For instance, Microsoft said that a team of Iranian hackers called the Phosphorus group had tried to scam powerful officials around the world. The hackers posed as conference organisers in a phishing campaign targeting potential attendees of the forthcoming Munich Security Conference and the Think 20 Summit in Saudi Arabia, two events attended by world leaders and senior analysts. Victims were tricked into clicking on a link sent via email, inadvertently downloading a malicious software on their device. “The attacks were successful in compromising several victims, including former ambassadors and other senior policy experts,” said Microsoft in the statement.
Such attacks are evidently illegal and destabilising, yet the Iranian government indulges in cyber-criminality on an international level with little regard to the sovereignty of other nations. Tehran, it appears, is, bent on expanding its arms arsenal, not only by enriching uranium and developing its missile programme, but also by waging cyber-warfare against other countries.
Iran's acts of reprisal have only proven that the nuclear deal was, indeed, flawed
The 2015 nuclear deal, from which the US unilaterally withdrew in 2018, had capped Tehran’s uranium enrichment limit. The situation has escalated between the two countries ever since, as Tehran refused to negotiate a new deal with the US. Instead of proving to the world that it is a rational actor, Iran has resorted to inflammatory rhetoric and used its armed proxies in Lebanon, Yemen and Iraq to fan the flames of sectarian violence and launch attacks against the US and its allies.

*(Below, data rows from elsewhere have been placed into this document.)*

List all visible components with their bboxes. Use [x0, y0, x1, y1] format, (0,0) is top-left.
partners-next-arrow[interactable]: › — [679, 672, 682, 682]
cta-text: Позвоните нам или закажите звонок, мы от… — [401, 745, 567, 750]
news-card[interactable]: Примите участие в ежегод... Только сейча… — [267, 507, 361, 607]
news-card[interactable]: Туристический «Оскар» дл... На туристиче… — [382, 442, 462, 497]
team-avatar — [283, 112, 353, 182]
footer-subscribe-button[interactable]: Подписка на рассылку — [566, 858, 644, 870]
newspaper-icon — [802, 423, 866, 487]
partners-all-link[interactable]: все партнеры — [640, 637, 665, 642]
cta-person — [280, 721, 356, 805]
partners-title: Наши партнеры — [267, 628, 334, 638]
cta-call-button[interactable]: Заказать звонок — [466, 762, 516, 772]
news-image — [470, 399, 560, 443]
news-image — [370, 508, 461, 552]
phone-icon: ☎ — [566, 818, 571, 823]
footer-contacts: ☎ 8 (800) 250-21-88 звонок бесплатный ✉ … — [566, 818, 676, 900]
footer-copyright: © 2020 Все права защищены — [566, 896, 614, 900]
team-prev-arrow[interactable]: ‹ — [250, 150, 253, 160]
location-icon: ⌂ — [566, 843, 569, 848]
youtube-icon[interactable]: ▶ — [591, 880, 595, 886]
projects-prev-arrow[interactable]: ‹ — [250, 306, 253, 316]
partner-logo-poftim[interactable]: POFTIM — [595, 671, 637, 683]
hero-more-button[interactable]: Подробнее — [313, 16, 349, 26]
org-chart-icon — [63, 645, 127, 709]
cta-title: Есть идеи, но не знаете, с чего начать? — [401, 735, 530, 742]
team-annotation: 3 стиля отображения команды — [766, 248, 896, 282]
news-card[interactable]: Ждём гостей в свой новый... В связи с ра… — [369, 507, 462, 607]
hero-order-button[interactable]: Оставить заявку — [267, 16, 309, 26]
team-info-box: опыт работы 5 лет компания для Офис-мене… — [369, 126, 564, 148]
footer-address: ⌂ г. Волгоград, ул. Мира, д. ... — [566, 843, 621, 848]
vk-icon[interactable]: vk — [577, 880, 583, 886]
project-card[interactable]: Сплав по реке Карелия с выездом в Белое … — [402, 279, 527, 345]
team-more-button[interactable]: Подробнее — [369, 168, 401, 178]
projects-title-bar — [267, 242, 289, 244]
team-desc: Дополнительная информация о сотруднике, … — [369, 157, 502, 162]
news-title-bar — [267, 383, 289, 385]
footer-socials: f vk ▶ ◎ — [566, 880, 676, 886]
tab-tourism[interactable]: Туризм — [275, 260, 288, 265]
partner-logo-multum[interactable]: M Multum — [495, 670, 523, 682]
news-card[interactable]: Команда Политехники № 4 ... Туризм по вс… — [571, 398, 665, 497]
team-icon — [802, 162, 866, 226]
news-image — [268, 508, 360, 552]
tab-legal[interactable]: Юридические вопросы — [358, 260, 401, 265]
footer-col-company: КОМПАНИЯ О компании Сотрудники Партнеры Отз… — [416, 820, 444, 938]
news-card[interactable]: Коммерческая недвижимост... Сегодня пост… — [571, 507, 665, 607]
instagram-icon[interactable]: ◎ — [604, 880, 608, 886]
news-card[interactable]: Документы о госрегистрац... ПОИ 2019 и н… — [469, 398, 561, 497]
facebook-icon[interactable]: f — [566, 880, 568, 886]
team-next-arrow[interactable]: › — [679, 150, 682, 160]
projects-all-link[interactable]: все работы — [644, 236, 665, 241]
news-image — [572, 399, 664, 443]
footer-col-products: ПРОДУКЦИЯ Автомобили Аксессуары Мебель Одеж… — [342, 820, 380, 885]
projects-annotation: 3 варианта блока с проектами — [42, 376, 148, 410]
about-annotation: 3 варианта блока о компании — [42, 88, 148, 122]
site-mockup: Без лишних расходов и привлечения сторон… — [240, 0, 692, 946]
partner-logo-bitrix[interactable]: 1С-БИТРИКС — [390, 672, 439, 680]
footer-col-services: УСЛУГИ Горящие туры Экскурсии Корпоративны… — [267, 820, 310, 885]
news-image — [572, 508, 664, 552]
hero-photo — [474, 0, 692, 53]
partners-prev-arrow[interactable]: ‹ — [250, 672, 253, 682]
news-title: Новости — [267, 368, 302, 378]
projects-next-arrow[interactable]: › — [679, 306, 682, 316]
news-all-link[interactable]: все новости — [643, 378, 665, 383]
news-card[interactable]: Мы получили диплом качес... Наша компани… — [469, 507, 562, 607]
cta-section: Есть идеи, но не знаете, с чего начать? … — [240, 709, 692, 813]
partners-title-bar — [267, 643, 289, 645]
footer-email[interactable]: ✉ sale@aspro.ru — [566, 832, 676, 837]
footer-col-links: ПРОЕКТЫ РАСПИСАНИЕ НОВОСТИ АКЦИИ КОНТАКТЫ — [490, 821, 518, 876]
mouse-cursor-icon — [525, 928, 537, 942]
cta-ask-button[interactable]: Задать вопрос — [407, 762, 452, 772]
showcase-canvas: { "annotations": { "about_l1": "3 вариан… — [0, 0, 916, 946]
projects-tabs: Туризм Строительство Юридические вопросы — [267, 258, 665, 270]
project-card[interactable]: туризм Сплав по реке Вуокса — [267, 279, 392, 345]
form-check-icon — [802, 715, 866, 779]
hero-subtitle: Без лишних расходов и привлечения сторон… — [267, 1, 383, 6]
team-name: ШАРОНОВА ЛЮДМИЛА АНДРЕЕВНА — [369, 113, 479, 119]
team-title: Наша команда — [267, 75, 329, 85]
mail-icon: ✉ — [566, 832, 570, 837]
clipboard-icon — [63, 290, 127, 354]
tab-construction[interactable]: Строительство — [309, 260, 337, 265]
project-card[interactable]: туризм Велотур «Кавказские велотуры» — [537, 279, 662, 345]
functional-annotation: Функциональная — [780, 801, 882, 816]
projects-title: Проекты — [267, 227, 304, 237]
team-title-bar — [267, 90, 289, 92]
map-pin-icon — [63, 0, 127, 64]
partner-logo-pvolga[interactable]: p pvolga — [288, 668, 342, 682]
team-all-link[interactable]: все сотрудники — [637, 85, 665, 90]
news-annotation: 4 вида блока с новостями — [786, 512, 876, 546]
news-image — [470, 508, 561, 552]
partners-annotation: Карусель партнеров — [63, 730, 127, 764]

These acts of reprisal have only proven that the nuclear deal was, indeed, flawed, as it did not take into account Iran’s ballistic missile programme, or its funding of dangerous proxies in the region. It has now become apparent that the agreement also failed to limit the regime’s ability to conduct cyber-warfare, the latest tool in the regime’s playbook for foreign meddling.
Whichever presidential candidate wins this week’s election, they would do well to take strong action against Iran’s complete weapons arsenal, be it ballistic, nuclear or digital in nature.